Ariel Meadow Stallings has written a good piece on “liberal bullying.” I thought this would be yet another “everyone needs to stop being so PC” type of post, but it isn’t:
I’m extra conflicted because I love observing and following the ways that language shifts. It’s exciting and fascinating to watch as the semantics of marginalized communities evolve. I recently had to talk to my aging lesbian mother and her partner about how the word “tranny” causes a lot of issues for folks in the transgender community. They’re totally aligned with the cause, and totally active in LGBT communities… and yet hadn’t gotten the latest memo.
Instead, Stallings is writing about uncivil blog comments meant to publicly shame. Here’s how Stallings identifies this behavior:
- Focus on very public complaints. I can think of exactly one time when someone emailed their concern about problematic language. These complaints seem to be always intended for an audience.

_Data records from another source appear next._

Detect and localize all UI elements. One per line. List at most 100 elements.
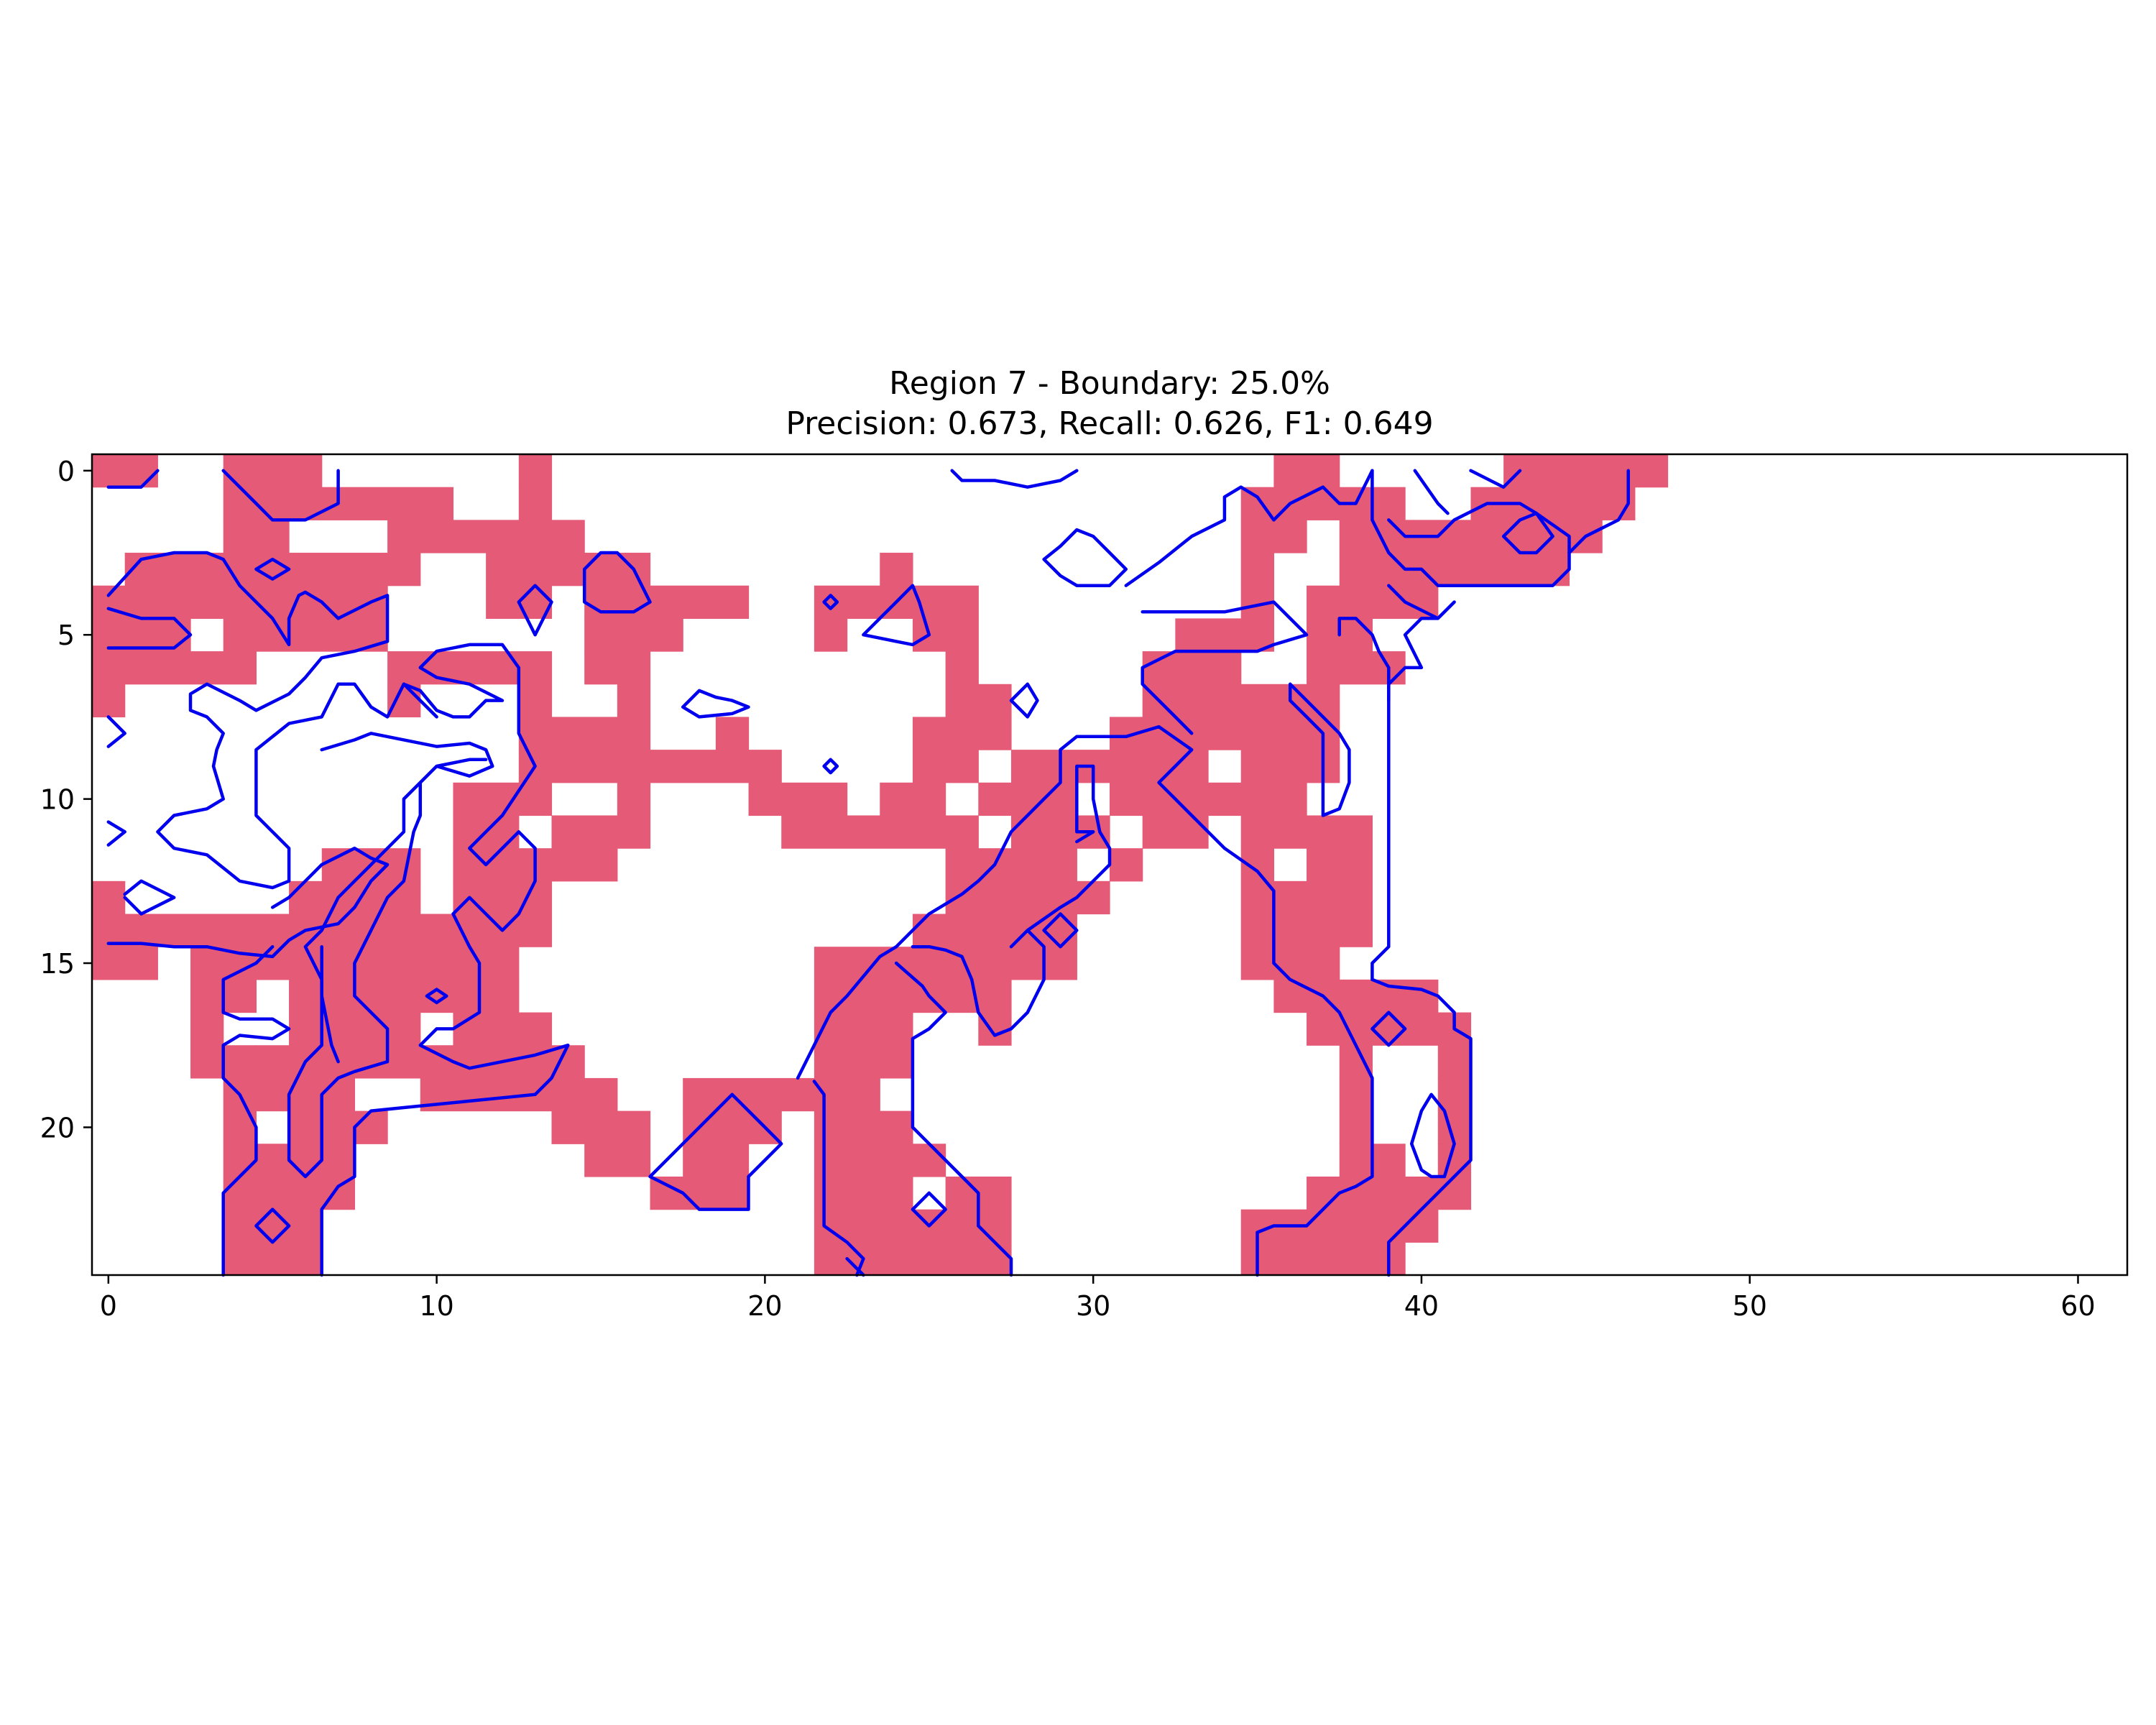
contour-line <box>822 594 839 610</box>
boundary-cell-run <box>518 684 553 718</box>
contour-line <box>822 758 839 775</box>
boundary-cell-run <box>223 1242 323 1276</box>
contour-line <box>1337 617 1391 702</box>
boundary-cell-run <box>584 1144 651 1177</box>
boundary-cell-run <box>814 1176 913 1210</box>
x-tick-label: 10 <box>419 1290 453 1322</box>
boundary-cell-run <box>814 1045 913 1079</box>
contour-line <box>812 1080 865 1277</box>
boundary-cell-run <box>912 914 1077 947</box>
boundary-cell-run <box>781 815 979 849</box>
boundary-cell-run <box>1010 750 1209 783</box>
boundary-cell-run <box>880 553 913 586</box>
contour-line <box>1288 682 1351 817</box>
boundary-cell-run <box>190 1012 224 1046</box>
contour-line <box>1567 469 1630 555</box>
y-axis: 0 5 10 15 20 <box>40 456 92 1144</box>
boundary-cell-run <box>912 750 979 783</box>
contour-line <box>1501 511 1554 555</box>
boundary-cell-run <box>912 618 979 652</box>
boundary-cell-run <box>1110 782 1307 816</box>
y-tick-label: 20 <box>40 1112 75 1144</box>
boundary-cell-run <box>650 1176 750 1210</box>
boundary-cell-run <box>945 651 979 685</box>
boundary-cell-run <box>518 520 585 553</box>
contour-line <box>106 846 390 959</box>
contour-line <box>106 607 193 650</box>
contour-line <box>950 469 1079 489</box>
boundary-cell-run <box>1175 618 1274 652</box>
boundary-cell-run <box>814 1242 1012 1276</box>
boundary-cell-run <box>223 520 290 553</box>
x-axis: 0 10 20 30 40 50 60 <box>100 1275 2096 1322</box>
boundary-cell-run <box>945 848 1077 882</box>
contour-line <box>1124 469 1374 587</box>
boundary-cell-run <box>683 1144 750 1177</box>
contour-line <box>1370 1011 1407 1047</box>
boundary-cell-run <box>551 815 651 849</box>
boundary-cell-run <box>814 947 1077 980</box>
contour-line <box>796 724 1374 1277</box>
x-tick-label: 50 <box>1733 1290 1767 1322</box>
boundary-cell-run <box>1437 1045 1472 1079</box>
plot-frame <box>91 453 2129 1276</box>
y-tick-label: 15 <box>40 948 75 980</box>
boundary-cell-run <box>814 1144 946 1177</box>
boundary-cell-run <box>92 585 388 619</box>
boundary-cell-run <box>92 651 257 685</box>
boundary-cell-run <box>1307 848 1373 882</box>
boundary-cell-run <box>1503 454 1669 488</box>
contour-line <box>254 557 291 581</box>
boundary-cell-run <box>814 1110 913 1144</box>
boundary-cell-run <box>1010 815 1110 849</box>
y-tick-label: 5 <box>57 620 75 651</box>
boundary-cell-run <box>1240 553 1274 586</box>
boundary-cell-run <box>584 651 651 685</box>
contour-line <box>681 689 750 719</box>
boundary-cell-run <box>387 651 553 685</box>
boundary-cell-run <box>912 717 1012 750</box>
boundary-cell-run <box>1339 553 1570 586</box>
contour-line <box>894 961 1013 1277</box>
contour-line <box>402 682 438 719</box>
boundary-cell-run <box>1240 750 1340 783</box>
boundary-cell-run <box>1307 585 1439 619</box>
contour-line <box>106 820 126 847</box>
contour-line <box>1042 912 1079 949</box>
boundary-cell-run <box>814 1012 913 1046</box>
boundary-cell-run <box>1437 1077 1472 1112</box>
boundary-cell-run <box>1437 1144 1472 1177</box>
boundary-cell-run <box>518 717 651 750</box>
boundary-cell-run <box>814 1209 1012 1243</box>
boundary-cell-run <box>1307 914 1373 947</box>
boundary-cell-run <box>1240 1242 1406 1276</box>
contour-line <box>911 929 1046 1037</box>
boundary-cell-run <box>945 684 1012 718</box>
contour-line <box>911 1191 947 1228</box>
boundary-cell-run <box>256 1045 323 1079</box>
boundary-cell-run <box>1240 520 1307 553</box>
boundary-cell-run <box>1307 1176 1472 1210</box>
boundary-cell-run <box>1240 947 1340 980</box>
boundary-cell-run <box>1307 880 1373 915</box>
contour-line <box>1409 1092 1456 1179</box>
boundary-cell-run <box>814 618 848 652</box>
boundary-cell-run <box>1240 487 1406 520</box>
contour-line <box>1009 682 1039 719</box>
x-tick-label: 60 <box>2060 1290 2095 1322</box>
boundary-cell-run <box>354 947 421 980</box>
boundary-cell-run <box>289 1110 323 1144</box>
contour-line <box>1370 469 1571 587</box>
boundary-cell-run <box>617 684 651 718</box>
boundary-cell-run <box>92 454 158 488</box>
boundary-cell-run <box>617 782 651 816</box>
boundary-cell-run <box>584 618 683 652</box>
x-tick-label: 40 <box>1404 1290 1439 1322</box>
y-tick-label: 0 <box>57 456 75 487</box>
contour-line <box>1370 584 1473 1277</box>
chart-title: Region 7 - Boundary: 25.0% <box>889 365 1330 402</box>
boundary-cell-run <box>387 520 520 553</box>
boundary-cell-run <box>321 1045 388 1079</box>
boundary-cell-run <box>1339 1045 1373 1079</box>
boundary-cell-run <box>1273 454 1340 488</box>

- Lack of interest in a dialogue. These complaints aren’t questions or invitations to discuss the issue. They’re harshly-worded accusations and scoldings (which I’ve written about before).
- Lack of consideration for the context or intent. The focus is on this isolated incident (this one post, this one word, this one time), with de-emphasis on the author’s background, experience, or the context of the website on which the post appears.
- And on a more stylistic note, these complaints are often prefaced with phrases like “Um,” and other condescending affectations.
(via Al Billings)
I suspect this bullying is counter-productive — attacking someone puts them on the defensive, making them try to find ways to justify what they’ve written, even if it’s insensitive, and find ways to disagree with the attacker.